Q6
(a) In a set of two-way classified data according to k levels of factor A and r levels of factor B, there is one observation in each cell. Show that the total number of error contrasts is (r – 1) (k – 1). (15 marks) (b) Describe with examples the technique of two-stage sampling. Obtain the variance of the sample mean under two-stage sampling without replacement.
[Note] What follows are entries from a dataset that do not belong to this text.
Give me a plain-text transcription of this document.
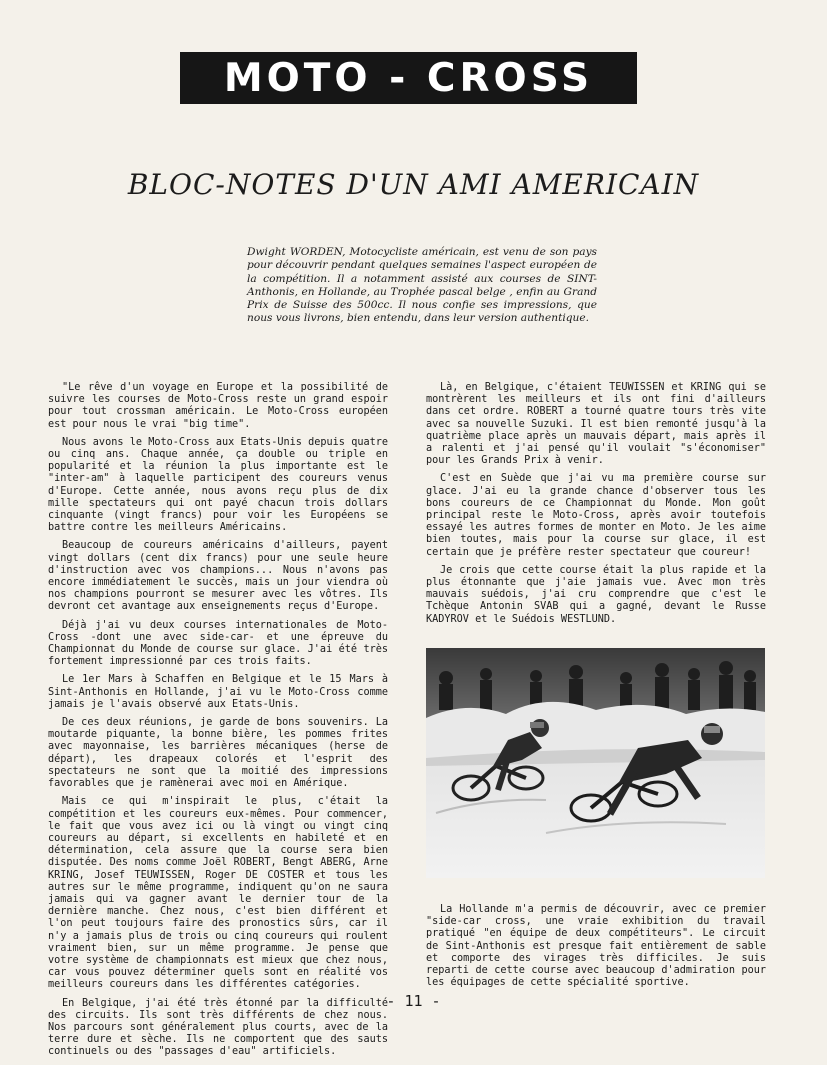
MOTO - CROSS
BLOC-NOTES D'UN AMI AMERICAIN
Dwight WORDEN, Motocycliste américain, est venu de son pays pour découvrir pendant quelques semaines l'aspect européen de la compétition. Il a notamment assisté aux courses de SINT-Anthonis, en Hollande, au Trophée pascal belge , enfin au Grand Prix de Suisse des 500cc. Il nous confie ses impressions, que nous vous livrons, bien entendu, dans leur version authentique.

"Le rêve d'un voyage en Europe et la possibilité de suivre les courses de Moto-Cross reste un grand espoir pour tout crossman américain. Le Moto-Cross européen est pour nous le vrai "big time".

Nous avons le Moto-Cross aux Etats-Unis depuis quatre ou cinq ans. Chaque année, ça double ou triple en popularité et la réunion la plus importante est le "inter-am" à laquelle participent des coureurs venus d'Europe. Cette année, nous avons reçu plus de dix mille spectateurs qui ont payé chacun trois dollars cinquante (vingt francs) pour voir les Européens se battre contre les meilleurs Américains.

Beaucoup de coureurs américains d'ailleurs, payent vingt dollars (cent dix francs) pour une seule heure d'instruction avec vos champions... Nous n'avons pas encore immédiatement le succès, mais un jour viendra où nos champions pourront se mesurer avec les vôtres. Ils devront cet avantage aux enseignements reçus d'Europe.

Déjà j'ai vu deux courses internationales de Moto-Cross -dont une avec side-car- et une épreuve du Championnat du Monde de course sur glace. J'ai été très fortement impressionné par ces trois faits.

Le 1er Mars à Schaffen en Belgique et le 15 Mars à Sint-Anthonis en Hollande, j'ai vu le Moto-Cross comme jamais je l'avais observé aux Etats-Unis.

De ces deux réunions, je garde de bons souvenirs. La moutarde piquante, la bonne bière, les pommes frites avec mayonnaise, les barrières mécaniques (herse de départ), les drapeaux colorés et l'esprit des spectateurs ne sont que la moitié des impressions favorables que je ramènerai avec moi en Amérique.

Mais ce qui m'inspirait le plus, c'était la compétition et les coureurs eux-mêmes. Pour commencer, le fait que vous avez ici ou là vingt ou vingt cinq coureurs au départ, si excellents en habileté et en détermination, cela assure que la course sera bien disputée. Des noms comme Joël ROBERT, Bengt ABERG, Arne KRING, Josef TEUWISSEN, Roger DE COSTER et tous les autres sur le même programme, indiquent qu'on ne saura jamais qui va gagner avant le dernier tour de la dernière manche. Chez nous, c'est bien différent et l'on peut toujours faire des pronostics sûrs, car il n'y a jamais plus de trois ou cinq coureurs qui roulent vraiment bien, sur un même programme. Je pense que votre système de championnats est mieux que chez nous, car vous pouvez déterminer quels sont en réalité vos meilleurs coureurs dans les différentes catégories.

En Belgique, j'ai été très étonné par la difficulté des circuits. Ils sont très différents de chez nous. Nos parcours sont généralement plus courts, avec de la terre dure et sèche. Ils ne comportent que des sauts continuels ou des "passages d'eau" artificiels.

Là, en Belgique, c'étaient TEUWISSEN et KRING qui se montrèrent les meilleurs et ils ont fini d'ailleurs dans cet ordre. ROBERT a tourné quatre tours très vite avec sa nouvelle Suzuki. Il est bien remonté jusqu'à la quatrième place après un mauvais départ, mais après il a ralenti et j'ai pensé qu'il voulait "s'économiser" pour les Grands Prix à venir.

C'est en Suède que j'ai vu ma première course sur glace. J'ai eu la grande chance d'observer tous les bons coureurs de ce Championnat du Monde. Mon goût principal reste le Moto-Cross, après avoir toutefois essayé les autres formes de monter en Moto. Je les aime bien toutes, mais pour la course sur glace, il est certain que je préfère rester spectateur que coureur!

Je crois que cette course était la plus rapide et la plus étonnante que j'aie jamais vue. Avec mon très mauvais suédois, j'ai cru comprendre que c'est le Tchèque Antonin SVAB qui a gagné, devant le Russe KADYROV et le Suédois WESTLUND.

La Hollande m'a permis de découvrir, avec ce premier "side-car cross, une vraie exhibition du travail pratiqué "en équipe de deux compétiteurs". Le circuit de Sint-Anthonis est presque fait entièrement de sable et comporte des virages très difficiles. Je suis reparti de cette course avec beaucoup d'admiration pour les équipages de cette spécialité sportive.

- 11 -
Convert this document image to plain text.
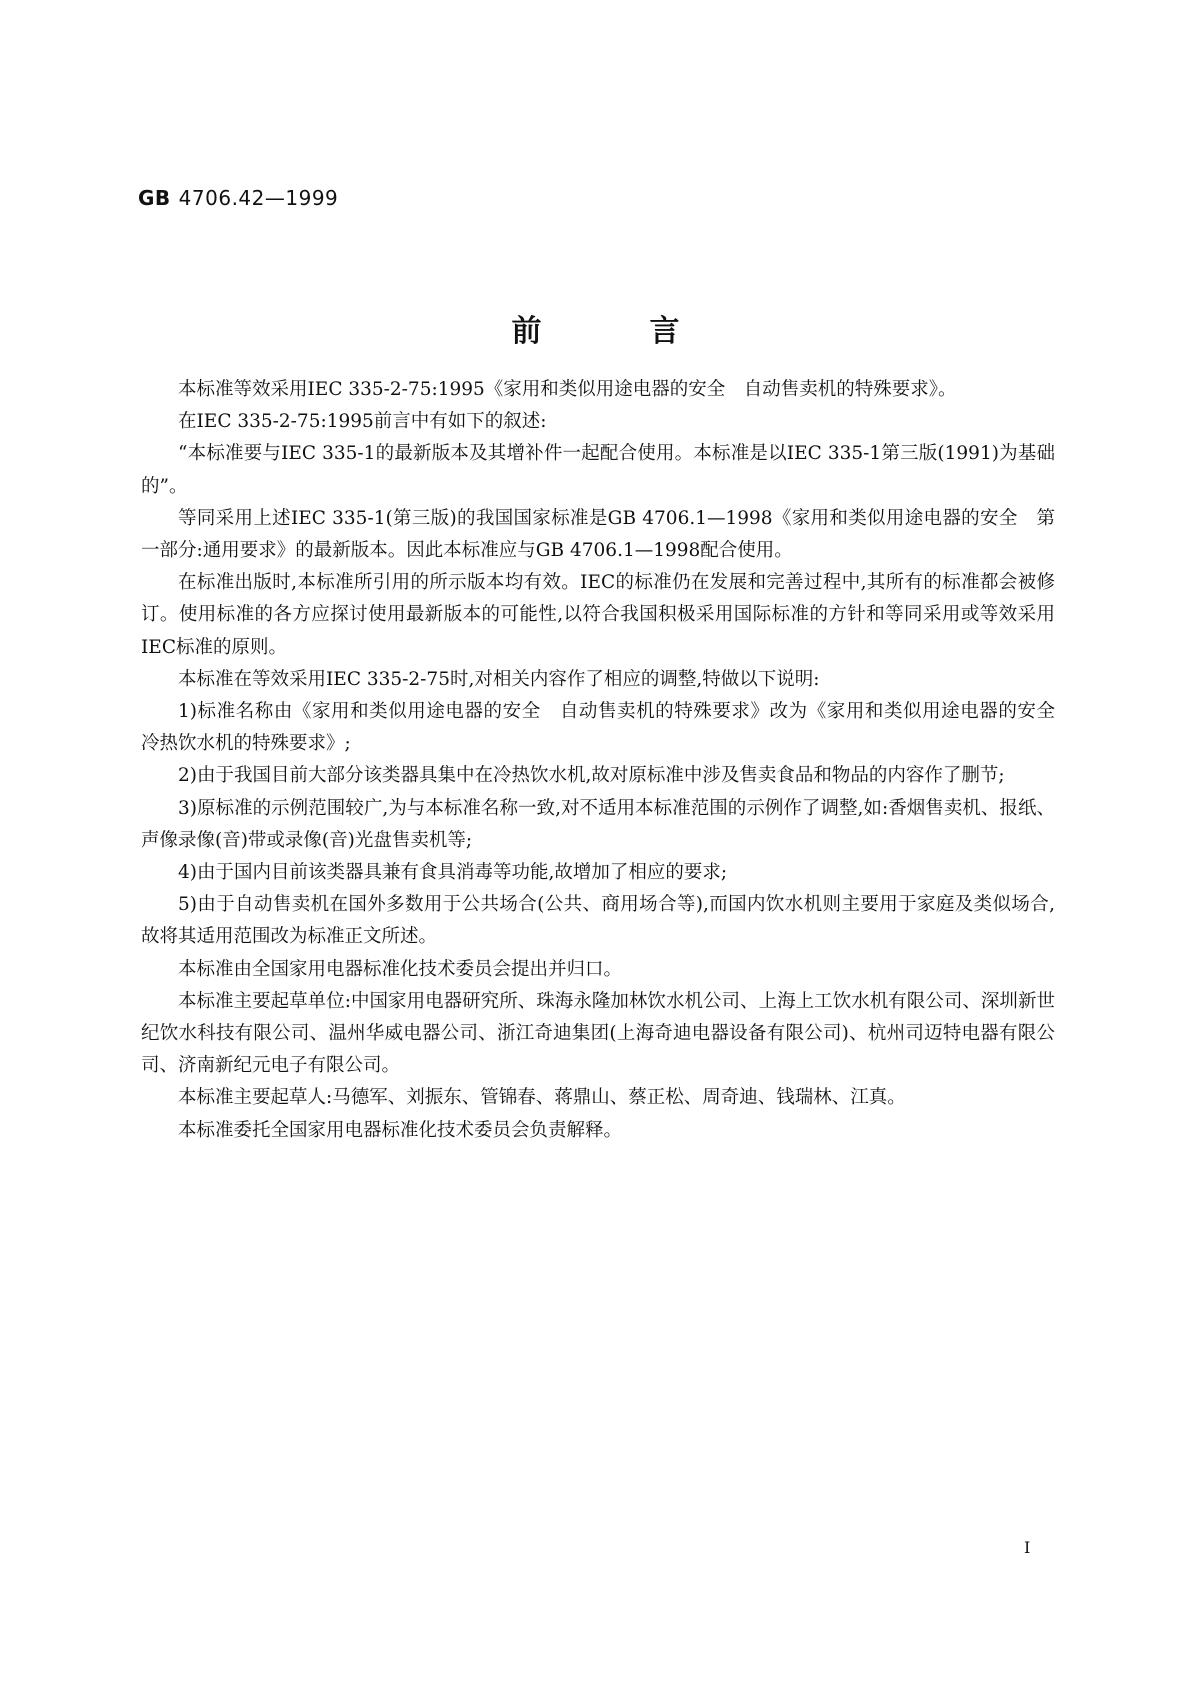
GB 4706.42—1999
前言

本标准等效采用IEC 335-2-75:1995《家用和类似用途电器的安全　自动售卖机的特殊要求》。

在IEC 335-2-75:1995前言中有如下的叙述:

“本标准要与IEC 335-1的最新版本及其增补件一起配合使用。本标准是以IEC 335-1第三版(1991)为基础的”。

等同采用上述IEC 335-1(第三版)的我国国家标准是GB 4706.1—1998《家用和类似用途电器的安全　第一部分:通用要求》的最新版本。因此本标准应与GB 4706.1—1998配合使用。

在标准出版时,本标准所引用的所示版本均有效。IEC的标准仍在发展和完善过程中,其所有的标准都会被修订。使用标准的各方应探讨使用最新版本的可能性,以符合我国积极采用国际标准的方针和等同采用或等效采用IEC标准的原则。

本标准在等效采用IEC 335-2-75时,对相关内容作了相应的调整,特做以下说明:

1)标准名称由《家用和类似用途电器的安全　自动售卖机的特殊要求》改为《家用和类似用途电器的安全　冷热饮水机的特殊要求》;

2)由于我国目前大部分该类器具集中在冷热饮水机,故对原标准中涉及售卖食品和物品的内容作了删节;

3)原标准的示例范围较广,为与本标准名称一致,对不适用本标准范围的示例作了调整,如:香烟售卖机、报纸、声像录像(音)带或录像(音)光盘售卖机等;

4)由于国内目前该类器具兼有食具消毒等功能,故增加了相应的要求;

5)由于自动售卖机在国外多数用于公共场合(公共、商用场合等),而国内饮水机则主要用于家庭及类似场合,故将其适用范围改为标准正文所述。

本标准由全国家用电器标准化技术委员会提出并归口。

本标准主要起草单位:中国家用电器研究所、珠海永隆加林饮水机公司、上海上工饮水机有限公司、深圳新世纪饮水科技有限公司、温州华威电器公司、浙江奇迪集团(上海奇迪电器设备有限公司)、杭州司迈特电器有限公司、济南新纪元电子有限公司。

本标准主要起草人:马德军、刘振东、管锦春、蒋鼎山、蔡正松、周奇迪、钱瑞林、江真。

本标准委托全国家用电器标准化技术委员会负责解释。

I
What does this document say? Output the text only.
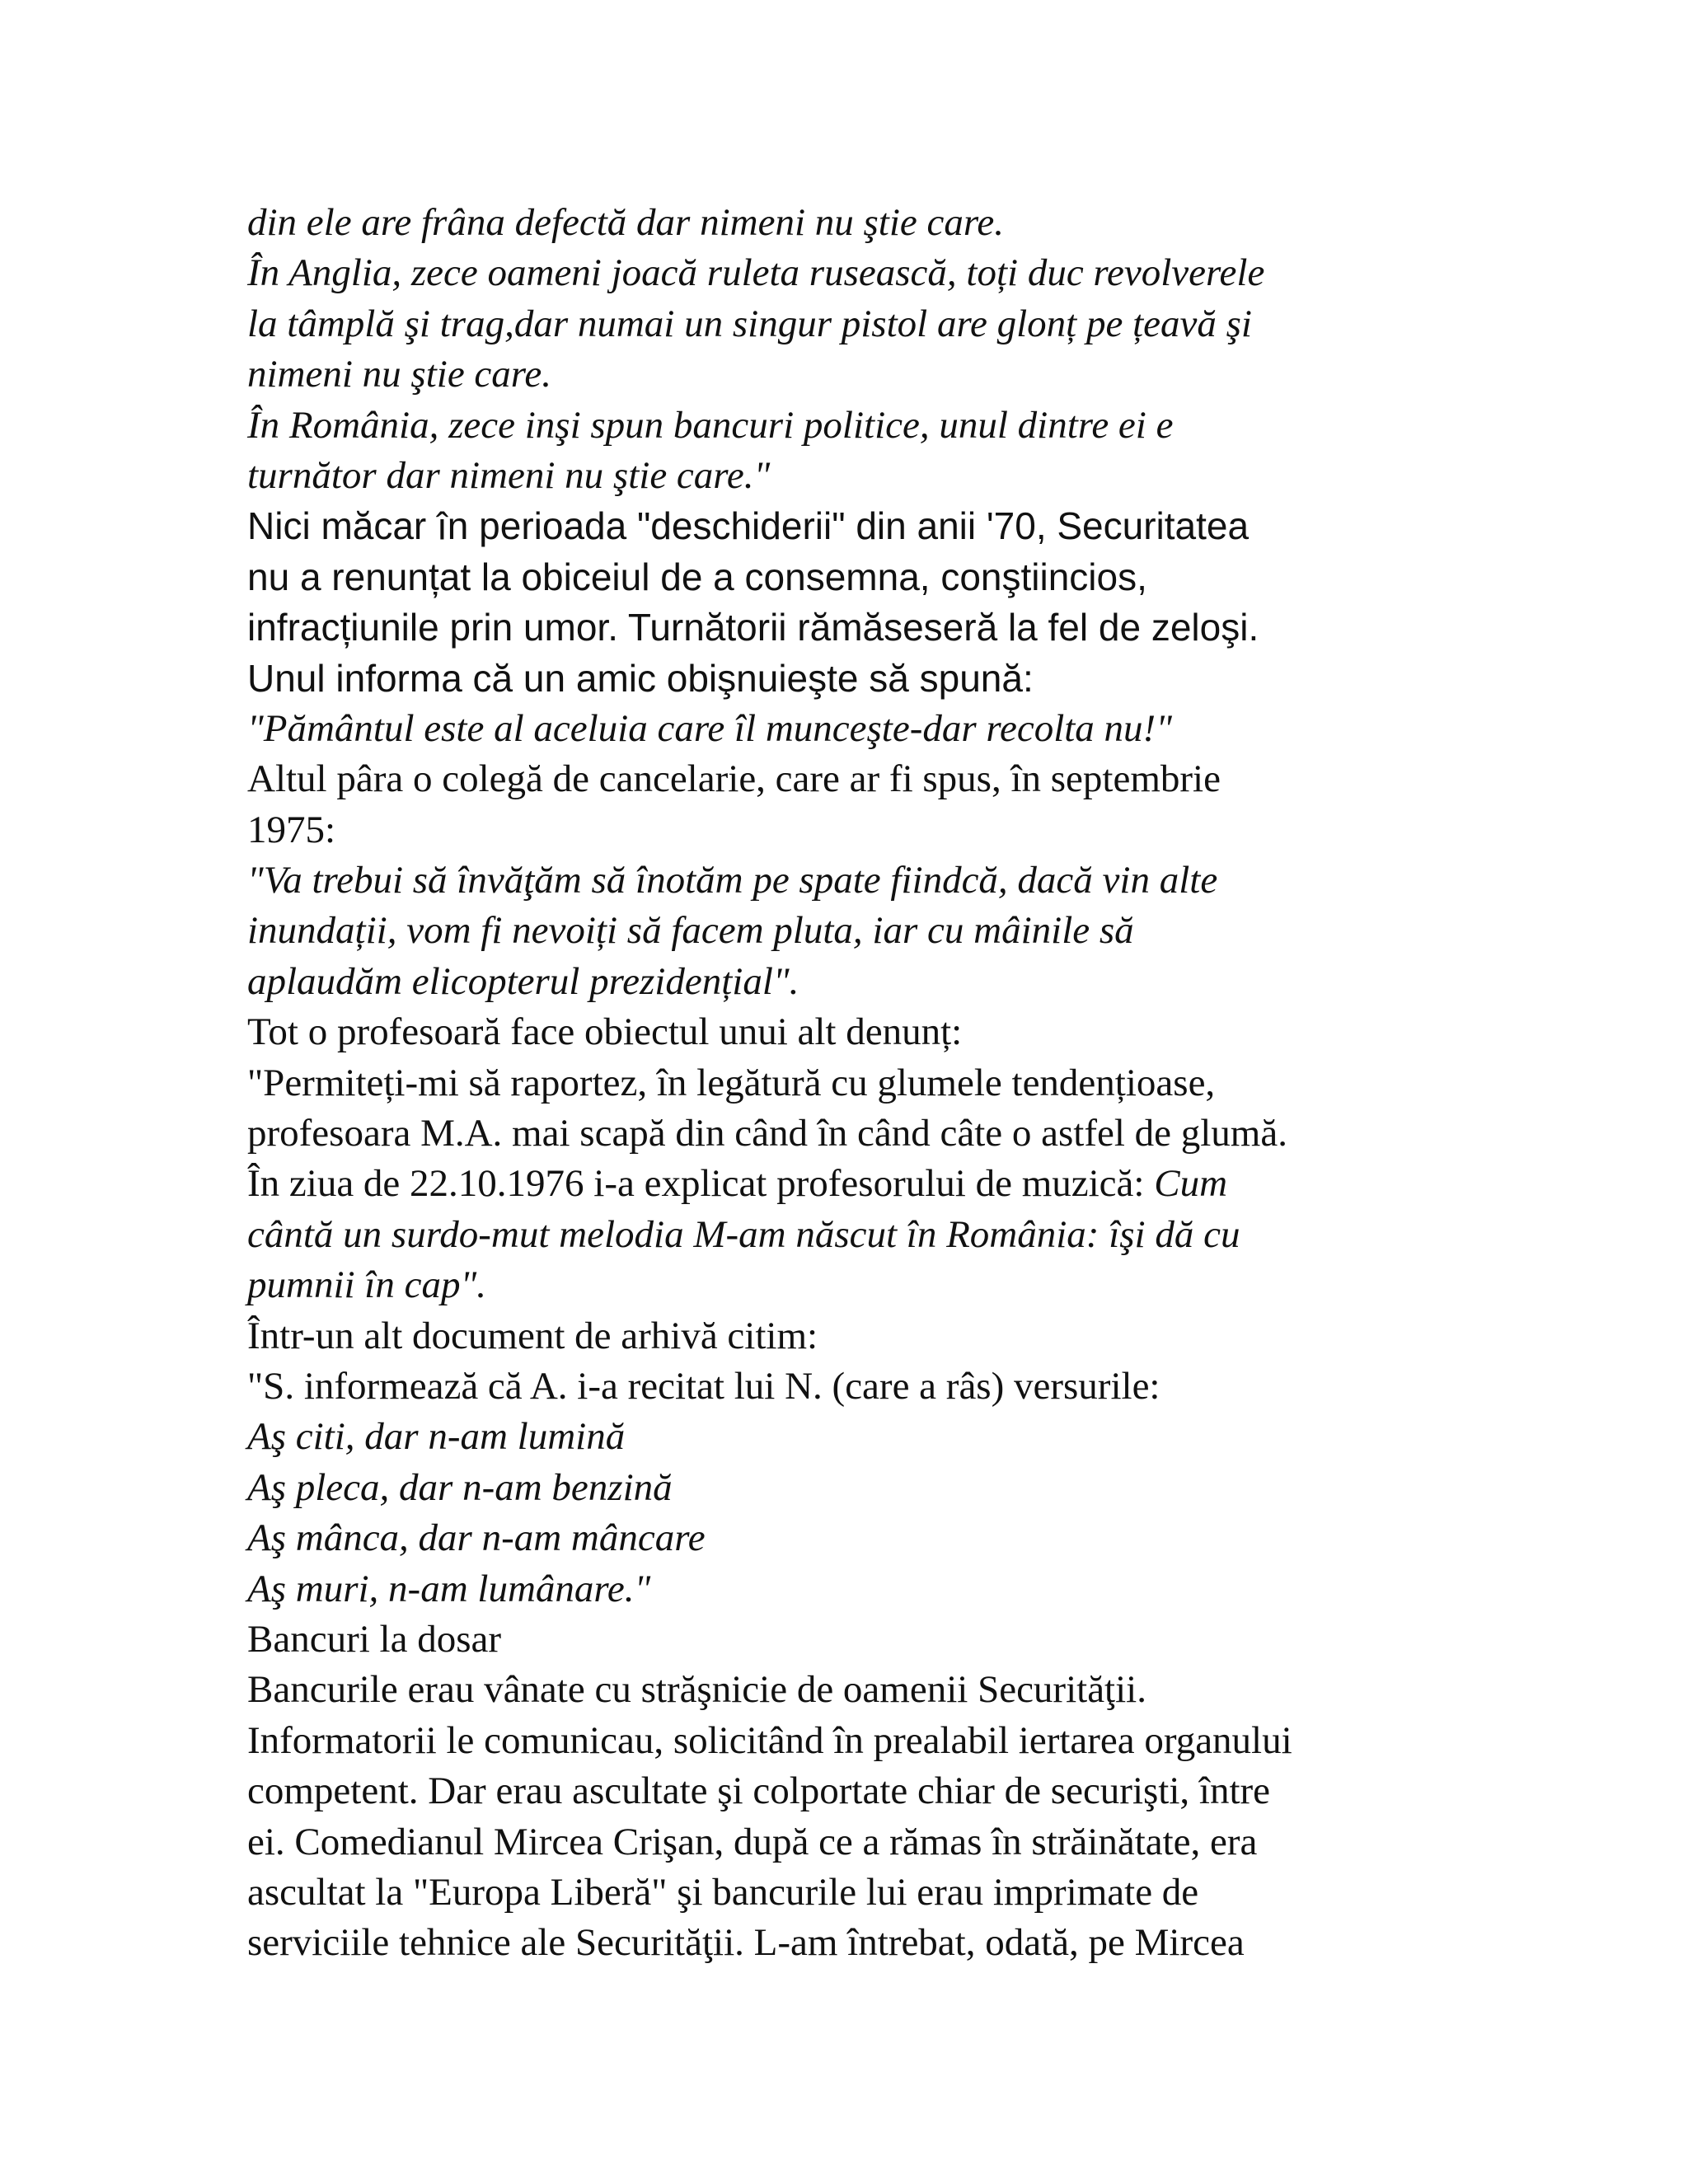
din ele are frâna defectă dar nimeni nu ştie care.
În Anglia, zece oameni joacă ruleta rusească, toți duc revolverele
la tâmplă şi trag,dar numai un singur pistol are glonț pe țeavă şi
nimeni nu ştie care.
În România, zece inşi spun bancuri politice, unul dintre ei e
turnător dar nimeni nu ştie care."
Nici măcar în perioada "deschiderii" din anii '70, Securitatea
nu a renunțat la obiceiul de a consemna, conştiincios,
infracțiunile prin umor. Turnătorii rămăseseră la fel de zeloşi.
Unul informa că un amic obişnuieşte să spună:
"Pământul este al aceluia care îl munceşte-dar recolta nu!"
Altul pâra o colegă de cancelarie, care ar fi spus, în septembrie
1975:
"Va trebui să învăţăm să înotăm pe spate fiindcă, dacă vin alte
inundații, vom fi nevoiți să facem pluta, iar cu mâinile să
aplaudăm elicopterul prezidențial".
Tot o profesoară face obiectul unui alt denunț:
"Permiteți-mi să raportez, în legătură cu glumele tendențioase,
profesoara M.A. mai scapă din când în când câte o astfel de glumă.
În ziua de 22.10.1976 i-a explicat profesorului de muzică: Cum
cântă un surdo-mut melodia M-am născut în România: îşi dă cu
pumnii în cap".
Într-un alt document de arhivă citim:
"S. informează că A. i-a recitat lui N. (care a râs) versurile:
Aş citi, dar n-am lumină
Aş pleca, dar n-am benzină
Aş mânca, dar n-am mâncare
Aş muri, n-am lumânare."
Bancuri la dosar
Bancurile erau vânate cu străşnicie de oamenii Securităţii.
Informatorii le comunicau, solicitând în prealabil iertarea organului
competent. Dar erau ascultate şi colportate chiar de securişti, între
ei. Comedianul Mircea Crişan, după ce a rămas în străinătate, era
ascultat la "Europa Liberă" şi bancurile lui erau imprimate de
serviciile tehnice ale Securităţii. L-am întrebat, odată, pe Mircea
Hence, deduce the variance of the sample mean under : (i) Stratified random sampling, and (ii) Cluster sampling (20 marks) (c) (i) If X₁ = Y₁ + Y₂, X₂ = Y₂ + Y₃, X₃ = Y₃ + Y₁, where Y₁, Y₂ and Y₃ are uncorrelated random variables and each of which has zero mean and unit standard deviation, find the multiple correlation coefficient between X₃ and X₁, X₂. (ii) Let X be a 3-dimensional random vector with dispersion matrix Σ = ⎛9 3 3⎞ ⎜3 9 3⎟ ⎝3 3 9⎠. Determine the first principal component and the proportion of the total variability that it explains. (7+8=15 marks)
हिंदी में प्रश्न पढ़ें
(a) द्विधा वर्गीकृत आंकड़ों के एक समूह, जिसमें कारक A के k स्तर हैं और कारक B के r स्तर हैं, प्रत्येक कोष्ठक में एक प्रेक्षण है । दर्शाइए कि त्रुटि विपर्यासों की कुल संख्या (r – 1) (k – 1) है । (15 अंक) (b) द्वि-चरण प्रतिचयन तकनीक का उदाहरणों सहित वर्णन कीजिए । प्रतिस्थापन रहित द्वि-चरण प्रतिचयन के अंतर्गत प्रतिदर्श माध्य का प्रसरण प्राप्त कीजिए । इससे प्रतिदर्श माध्य का प्रसरण : (i) स्तरित यादृच्छिक प्रतिचयन, एवं (ii) गुच्छ प्रतिचयन के अंतर्गत निकालिए । (20 अंक) (c) (i) यदि X₁ = Y₁ + Y₂, X₂ = Y₂ + Y₃, X₃ = Y₃ + Y₁, जहाँ Y₁, Y₂ और Y₃ असहसंबंधित यादृच्छिक चर हैं तथा इनमें से प्रत्येक का माध्य शून्य एवं मानक विचलन एक है, तो X₃ और X₁, X₂ के बीच बहुसंबंध गुणांक ज्ञात कीजिए । (ii) मान लीजिए कि X एक 3-विमीय यादृच्छिक सदिश है जिसका परिक्षेपण आव्यूह Σ = ⎛9 3 3⎞ ⎜3 9 3⎟ ⎝3 3 9⎠ है । प्रथम मुख्य घटक का एवं इसके द्वारा वर्णित किए गए संपूर्ण परिवर्तनशीलता के भाग का निर्धारण कीजिए । (7+8=15 अंक)
Directive word: Derive
This question asks you to derive. The directive word signals the depth of analysis expected, the structure of your answer, and the weight of evidence you must bring.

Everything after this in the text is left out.